A case before the Court of Appeals in New York involved a commercial dispute between two New York companies that sell and monitor home and commercial security camera and alarm systems. The district court found the defendants had violated the Lanham Act and committed tortious interference with a contract by attempting to poach customers from the plaintiff.
On appeal, the defendants did not challenge the finding of liability. Instead they challenged the district court’s decision to award the plaintiff compensatory damages.
The parties in this case are all in the business of installing, maintaining and monitoring security cameras and alarm systems. The individual defendants previously worked at a now defunct competitor of the plaintiff several years after the individual defendants had departed from their positions. The plaintiff purchased all of the assets of the defunct company.

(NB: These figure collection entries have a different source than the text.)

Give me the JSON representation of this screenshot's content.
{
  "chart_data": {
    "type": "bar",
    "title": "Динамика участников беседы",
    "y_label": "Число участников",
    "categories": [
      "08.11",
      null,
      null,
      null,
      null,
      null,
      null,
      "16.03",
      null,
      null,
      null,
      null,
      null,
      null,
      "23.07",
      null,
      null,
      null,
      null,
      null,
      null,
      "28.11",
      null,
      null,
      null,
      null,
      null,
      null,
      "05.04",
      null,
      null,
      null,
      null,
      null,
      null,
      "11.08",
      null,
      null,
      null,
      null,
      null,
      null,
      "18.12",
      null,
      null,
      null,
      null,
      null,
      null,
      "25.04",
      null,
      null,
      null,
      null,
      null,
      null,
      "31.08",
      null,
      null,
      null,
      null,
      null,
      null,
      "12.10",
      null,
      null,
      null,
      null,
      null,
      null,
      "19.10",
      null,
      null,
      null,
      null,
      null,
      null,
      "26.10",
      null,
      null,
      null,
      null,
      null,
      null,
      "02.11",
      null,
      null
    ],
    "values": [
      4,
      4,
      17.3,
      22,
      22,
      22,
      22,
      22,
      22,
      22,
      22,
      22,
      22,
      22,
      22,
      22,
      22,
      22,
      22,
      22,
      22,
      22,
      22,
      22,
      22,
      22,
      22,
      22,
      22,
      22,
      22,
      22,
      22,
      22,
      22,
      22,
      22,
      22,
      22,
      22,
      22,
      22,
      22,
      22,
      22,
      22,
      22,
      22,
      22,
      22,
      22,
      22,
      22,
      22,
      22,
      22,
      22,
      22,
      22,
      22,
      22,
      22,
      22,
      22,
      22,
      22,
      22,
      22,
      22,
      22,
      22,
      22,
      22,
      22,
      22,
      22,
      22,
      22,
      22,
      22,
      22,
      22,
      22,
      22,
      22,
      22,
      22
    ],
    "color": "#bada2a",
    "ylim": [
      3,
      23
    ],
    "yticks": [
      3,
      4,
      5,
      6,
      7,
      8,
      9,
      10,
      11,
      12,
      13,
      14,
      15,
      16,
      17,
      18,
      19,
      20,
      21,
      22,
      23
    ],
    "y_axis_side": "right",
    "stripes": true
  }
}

The assets most relevant to this case were customer accounts, contracts previously owned by the defunct company, as well as their licensing and branding materials.
In the months after the plaintiff closed on the asset acquisition, the plaintiff began to receive an unusual number of cancellation notices from the defunct company’s customers. Many of the cancellation notices mentioned that they were taking their business to the defendant. In all, nine former customers terminated their contracts with the plaintiff and took their business to the defendant.

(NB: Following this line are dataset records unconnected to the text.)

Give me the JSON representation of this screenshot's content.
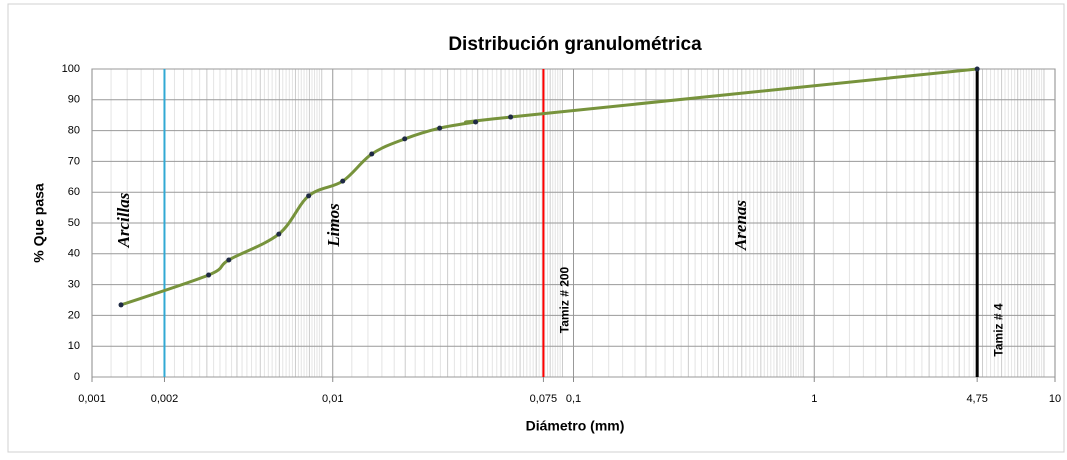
{
  "chart_data": {
    "type": "line",
    "title": "Distribución granulométrica",
    "x_label": "Diámetro (mm)",
    "y_label": "% Que pasa",
    "x_scale": "log",
    "xlim": [
      0.001,
      10
    ],
    "ylim": [
      0,
      100
    ],
    "xticks": [
      {
        "value": 0.001,
        "label": "0,001"
      },
      {
        "value": 0.002,
        "label": "0,002"
      },
      {
        "value": 0.01,
        "label": "0,01"
      },
      {
        "value": 0.075,
        "label": "0,075"
      },
      {
        "value": 0.1,
        "label": "0,1"
      },
      1,
      {
        "value": 4.75,
        "label": "4,75"
      },
      10
    ],
    "yticks": [
      0,
      10,
      20,
      30,
      40,
      50,
      60,
      70,
      80,
      90,
      100
    ],
    "grid": true,
    "series": [
      {
        "color": "#77933c",
        "x": [
          0.00132,
          0.00305,
          0.0037,
          0.00597,
          0.00794,
          0.011,
          0.01452,
          0.0199,
          0.0278,
          0.0392,
          0.0548,
          4.75
        ],
        "values": [
          23.4,
          33.1,
          38,
          46.4,
          58.8,
          63.6,
          72.4,
          77.3,
          80.8,
          82.8,
          84.4,
          100
        ]
      }
    ],
    "reference_lines": [
      {
        "x": 0.002,
        "color": "#31a9d4"
      },
      {
        "x": 0.075,
        "color": "#ff0000",
        "label": "Tamiz # 200"
      },
      {
        "x": 4.75,
        "color": "#000000",
        "label": "Tamiz # 4"
      }
    ],
    "annotations": [
      "Arcillas",
      "Limos",
      "Arenas"
    ]
  }
}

The plaintiff traced the account cancellations to allegedly misleading sales pitches that the individual defendants were making to former customers about the nature of the transaction between the defunct company and the plaintiff. The plaintiff sued, alleging a variety of claims under the Defend Trade Secrets Act, 18 U.S.C. Section 1836, et seq.; the Lanham Act, 15 U.S.C. Section 1125(a); and New York state law. After a bench trial, the district court dismissed a number of the claims, but entered judgment for the plaintiff on a claim under the Lanham Act and a state law tortious interference with contract claim.
The plaintiff sought $521,743 in compensatory damages, which they alleged was equivalent to the 12-year value of the 69 customer accounts the individual defendants acquired for the defendant. The district court, however, found that 56 of those 69 customer accounts were subject to a “holdback provision” in the plaintiff and defunct company’s acquisition agreement and should not be calculated as part of the damages. The district court thus awarded the plaintiff only $91,036 in compensatory damages, which represented the estimated 12-year revenue of the 13 customer accounts that were not subject to the holdback provision.

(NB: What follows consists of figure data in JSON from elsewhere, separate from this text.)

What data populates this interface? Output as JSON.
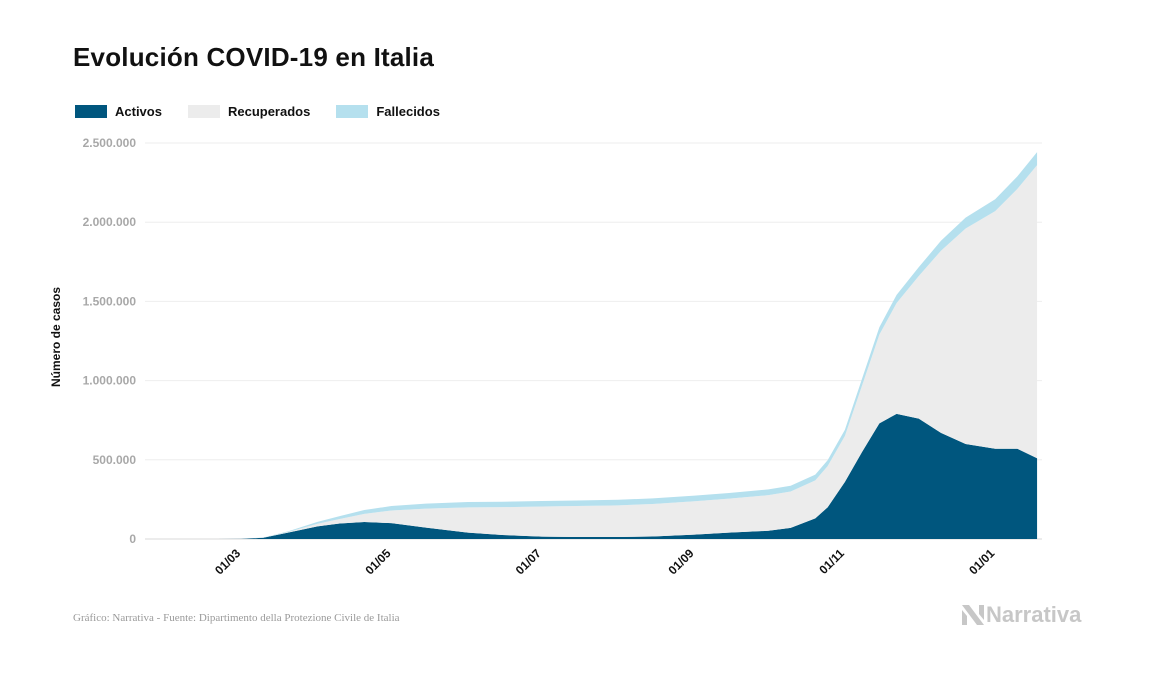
{
  "chart_data": {
    "type": "area",
    "title": "Evolución COVID-19 en Italia",
    "ylabel": "Número de casos",
    "xlabel": "",
    "stacked": true,
    "ylim": [
      0,
      2500000
    ],
    "xlim": [
      "2020-01-22",
      "2021-01-20"
    ],
    "y_ticks": [
      0,
      500000,
      1000000,
      1500000,
      2000000,
      2500000
    ],
    "y_tick_labels": [
      "0",
      "500.000",
      "1.000.000",
      "1.500.000",
      "2.000.000",
      "2.500.000"
    ],
    "x_ticks": [
      "2020-03-01",
      "2020-05-01",
      "2020-07-01",
      "2020-09-01",
      "2020-11-01",
      "2021-01-01"
    ],
    "x_tick_labels": [
      "01/03",
      "01/05",
      "01/07",
      "01/09",
      "01/11",
      "01/01"
    ],
    "grid": "horizontal",
    "legend_position": "top-left",
    "x": [
      "2020-02-20",
      "2020-03-01",
      "2020-03-10",
      "2020-03-20",
      "2020-04-01",
      "2020-04-10",
      "2020-04-20",
      "2020-05-01",
      "2020-05-15",
      "2020-06-01",
      "2020-06-15",
      "2020-07-01",
      "2020-07-15",
      "2020-08-01",
      "2020-08-15",
      "2020-09-01",
      "2020-09-15",
      "2020-10-01",
      "2020-10-10",
      "2020-10-20",
      "2020-10-25",
      "2020-11-01",
      "2020-11-08",
      "2020-11-15",
      "2020-11-22",
      "2020-12-01",
      "2020-12-10",
      "2020-12-20",
      "2021-01-01",
      "2021-01-10",
      "2021-01-18"
    ],
    "series": [
      {
        "name": "Activos",
        "color": "#00567e",
        "values": [
          0,
          1000,
          8000,
          40000,
          80000,
          98000,
          107000,
          100000,
          72000,
          40000,
          25000,
          15000,
          13000,
          12500,
          16000,
          28000,
          40000,
          52000,
          70000,
          130000,
          200000,
          360000,
          550000,
          730000,
          790000,
          760000,
          670000,
          600000,
          570000,
          570000,
          510000
        ]
      },
      {
        "name": "Recuperados",
        "color": "#ececec",
        "values": [
          0,
          100,
          1000,
          4000,
          16000,
          28000,
          52000,
          80000,
          120000,
          160000,
          176000,
          190000,
          195000,
          200000,
          205000,
          210000,
          215000,
          225000,
          230000,
          240000,
          260000,
          290000,
          420000,
          560000,
          700000,
          900000,
          1150000,
          1360000,
          1500000,
          1640000,
          1850000
        ]
      },
      {
        "name": "Fallecidos",
        "color": "#b5e0ee",
        "values": [
          0,
          30,
          600,
          4000,
          12000,
          18500,
          24000,
          28000,
          31500,
          33400,
          34400,
          34800,
          35000,
          35200,
          35400,
          35500,
          35700,
          36000,
          36300,
          36800,
          37500,
          39000,
          43000,
          47000,
          51000,
          56000,
          63000,
          69000,
          75000,
          79000,
          82000
        ]
      }
    ]
  },
  "source": "Gráfico: Narrativa - Fuente: Dipartimento della Protezione Civile de Italia",
  "brand": "Narrativa",
  "brand_logo_icon": "narrativa-n-icon"
}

The defendants’ primary arguments on appeal revolve around the district court’s decision to use a 12-year estimate for the potential length of the contracts. The figure came from testimony of the plaintiff’s general manager who had been involved in negotiating the acquisition and transitioning the newly-acquired accounts to the plaintiff thereafter.
On appeal from a judgment after a bench trial, the court reviewed the district court’s findings of fact for clear error and its conclusion of law. Although the amount of recoverable damages is a question of fact, the measure of damages upon which the factual computation is based is a question of law.
The court concluded that the plaintiff’s general manager testimony was sufficient for the plaintiff to meet its burden with regard to damages and affirm the judgment of the district court in its entirety. Although a plaintiff bears the burden of establishing lost revenue, the defendant must prove all elements of cost or deduction claimed. Under New York state law, “a plaintiff in a tortious interference with contract case is entitled to damages in the amount of the full pecuniary loss of the benefits of the contract, ad . . . ‘the elements of damages, including consequential damages, are those recognized under the more liberal rules applicable to tort actions.’”
The plaintiff met its burden. Making estimates of future profit loss “necessarily requires some improvisation, and the party who has caused the loss may not insist on theoretical perfection.” The burden is on the defendants as the wrongdoers to establish any uncertainty as to damages. The burden of uncertainty as to the amount of damage is upon the wrongdoer. The defendants do not identify, nor could the court find any evidence presented at trial regarding plaintiff’s costs related to the acquired customer accounts, which defendants could have easily developed. Thus, the court found no error.